Is OpenAI's Viral AI Video Generator Sora Trained On YouTube And Instagram? CTO Mira Murati Is 'Not Sure'

Leading AI startup OpenAI is facing accusations of violating data protection laws. The allegations stem from the lab’s use of public social media posts to train its new video generation model, Sora.

What Happened: In a recent interview with The Wall Street Journal's Joanna Stern, OpenAI’s CTO Mira Murati refused to answer whether the Microsoft Corp.-backed MSFT startup used public videos on platforms of rival companies like Alphabet Inc.'s GOOG GOOGL Google and Meta Platforms Inc.

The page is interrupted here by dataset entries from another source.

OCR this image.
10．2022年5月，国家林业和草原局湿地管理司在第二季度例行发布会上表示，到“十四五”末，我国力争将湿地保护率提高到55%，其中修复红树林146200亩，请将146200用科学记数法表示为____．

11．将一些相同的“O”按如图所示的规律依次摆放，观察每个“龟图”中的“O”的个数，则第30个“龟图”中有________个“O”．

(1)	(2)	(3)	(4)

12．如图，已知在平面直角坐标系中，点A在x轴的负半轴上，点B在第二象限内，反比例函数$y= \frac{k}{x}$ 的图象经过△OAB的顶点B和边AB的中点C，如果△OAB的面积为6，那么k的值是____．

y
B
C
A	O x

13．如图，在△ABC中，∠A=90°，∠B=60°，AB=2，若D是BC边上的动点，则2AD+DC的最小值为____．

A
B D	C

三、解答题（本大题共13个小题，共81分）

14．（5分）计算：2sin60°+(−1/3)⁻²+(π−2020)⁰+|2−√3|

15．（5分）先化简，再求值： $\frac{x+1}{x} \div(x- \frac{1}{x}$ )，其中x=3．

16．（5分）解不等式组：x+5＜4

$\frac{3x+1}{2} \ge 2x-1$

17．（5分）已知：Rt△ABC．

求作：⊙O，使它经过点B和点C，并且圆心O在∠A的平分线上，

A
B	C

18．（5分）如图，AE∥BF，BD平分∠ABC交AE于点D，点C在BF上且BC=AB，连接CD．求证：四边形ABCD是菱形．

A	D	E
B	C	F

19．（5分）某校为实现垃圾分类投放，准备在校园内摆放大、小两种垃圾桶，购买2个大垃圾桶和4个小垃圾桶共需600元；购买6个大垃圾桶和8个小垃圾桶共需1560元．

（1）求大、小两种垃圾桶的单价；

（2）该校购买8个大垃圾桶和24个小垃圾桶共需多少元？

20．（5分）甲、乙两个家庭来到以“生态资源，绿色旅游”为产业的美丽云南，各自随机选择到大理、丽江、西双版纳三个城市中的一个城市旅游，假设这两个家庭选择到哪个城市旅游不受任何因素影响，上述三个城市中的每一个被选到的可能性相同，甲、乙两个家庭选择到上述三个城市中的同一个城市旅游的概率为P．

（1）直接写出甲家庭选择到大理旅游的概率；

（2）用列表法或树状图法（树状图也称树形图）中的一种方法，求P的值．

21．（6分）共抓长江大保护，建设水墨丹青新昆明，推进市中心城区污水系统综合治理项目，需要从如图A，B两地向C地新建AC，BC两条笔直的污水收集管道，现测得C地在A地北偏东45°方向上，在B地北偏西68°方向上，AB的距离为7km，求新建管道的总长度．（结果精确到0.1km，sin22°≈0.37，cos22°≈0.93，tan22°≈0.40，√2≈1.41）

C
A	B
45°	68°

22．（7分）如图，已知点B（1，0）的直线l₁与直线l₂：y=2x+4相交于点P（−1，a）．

META.

"We used publicly available data and licensed data."

When asked if OpenAI used videos from YouTube, Facebook and Instagram, Murati said she is not "actually sure" and that she won't "go into the details." "If they were publicly available to use, there might be data [used]. But I'm not sure, I'm not confident about it."

This sparked speculation that OpenAI might have used publicly available videos on these platforms to feed the dataset to Sora AI.

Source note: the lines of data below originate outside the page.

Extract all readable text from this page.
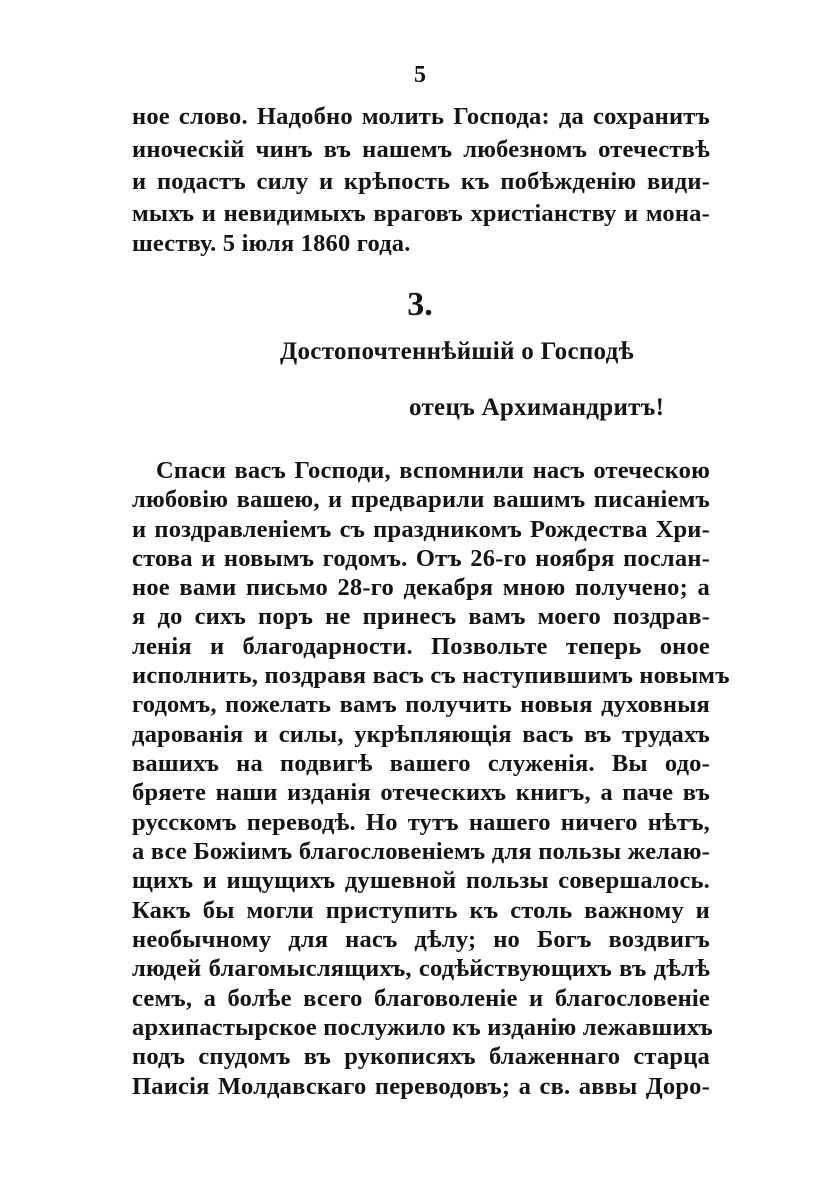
5
ное слово. Надобно молить Господа: да сохранитъ
иноческій чинъ въ нашемъ любезномъ отечествѣ
и подастъ силу и крѣпость къ побѣжденію види-
мыхъ и невидимыхъ враговъ христіанству и мона-
шеству. 5 іюля 1860 года.
3.
Достопочтеннѣйшій о Господѣ
отецъ Архимандритъ!
Спаси васъ Господи, вспомнили насъ отеческою
любовію вашею, и предварили вашимъ писаніемъ
и поздравленіемъ съ праздникомъ Рождества Хри-
стова и новымъ годомъ. Отъ 26-го ноября послан-
ное вами письмо 28-го декабря мною получено; а
я до сихъ поръ не принесъ вамъ моего поздрав-
ленія и благодарности. Позвольте теперь оное
исполнить, поздравя васъ съ наступившимъ новымъ
годомъ, пожелать вамъ получить новыя духовныя
дарованія и силы, укрѣпляющія васъ въ трудахъ
вашихъ на подвигѣ вашего служенія. Вы одо-
бряете наши изданія отеческихъ книгъ, а паче въ
русскомъ переводѣ. Но тутъ нашего ничего нѣтъ,
а все Божіимъ благословеніемъ для пользы желаю-
щихъ и ищущихъ душевной пользы совершалось.
Какъ бы могли приступить къ столь важному и
необычному для насъ дѣлу; но Богъ воздвигъ
людей благомыслящихъ, содѣйствующихъ въ дѣлѣ
семъ, а болѣе всего благоволеніе и благословеніе
архипастырское послужило къ изданію лежавшихъ
подъ спудомъ въ рукописяхъ блаженнаго старца
Паисія Молдавскаго переводовъ; а св. аввы Доро-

Although she did not confirm the exact sources, she indicated that it might have been used if the data is publicly available.

These practices have raised concerns about potential data protection and privacy law violations, including GDPR and CCPA.

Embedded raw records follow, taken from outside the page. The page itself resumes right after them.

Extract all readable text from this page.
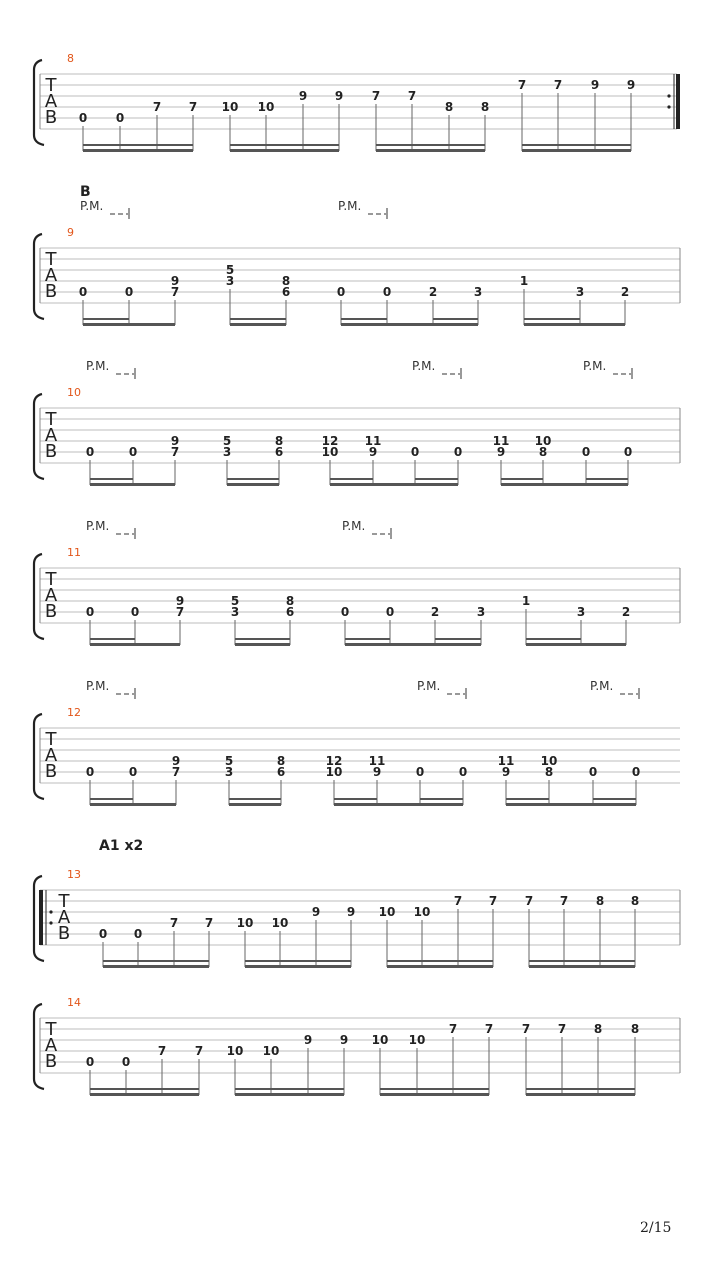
8
T
A
B 0 0
7 7 10 10
9 9 7 7
8 8
7 7 9 9
9
B
P.M.	P.M.
T
A
B 0	0
9
7
5
3	8
6	0	0	2	3
1
3	2
10
P.M.	P.M.	P.M.
T
A
B 0	0
9
7
5
3
8
6
12
10
11
9	0	0
11
9
10
8	0	0
11
P.M.	P.M.
T
A
B 0	0
9
7
5
3
8
6	0	0	2	3
1
3	2
12
P.M.	P.M.	P.M.
T
A
B 0	0
9
7
5
3
8
6
12
10
11
9	0	0
11
9
10
8	0	0
13
A1 x2
T
A
B 0 0
7 7 10 10
9 9 10 10
7 7 7 7 8 8
14
T
A
B 0 0
7 7 10 10
9 9 10 10
7 7 7 7 8 8
2/15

The issue is that even if a user deletes their social media post, their data may still be stored in Sora’s model weights and could potentially be extracted.

Currently, OpenAI does not have a mechanism to remove or prevent this data from being extracted.

The Italian regulator has found OpenAI to be in violation of data protection regulations.

Why It Matters: OpenAI’s Sora has had a tumultuous journey since its high-profile debut.

The model’s weaknesses were exposed shortly after its launch, with errors in video generation causing concern.

Despite these setbacks, OpenAI continued to refine the model, with Murati revealing that the company was still “red teaming” Sora to find and fix possible flaws before its public release.

OpenAI has previously faced legal action over its use of data. In December, the New York Times and a group of Pulitzer-winning authors sued OpenAI and Microsoft for copyright infringement, alleging unauthorized use of their content to train AI technologies.

The current accusations add to the growing list of concerns surrounding OpenAI’s data usage practices.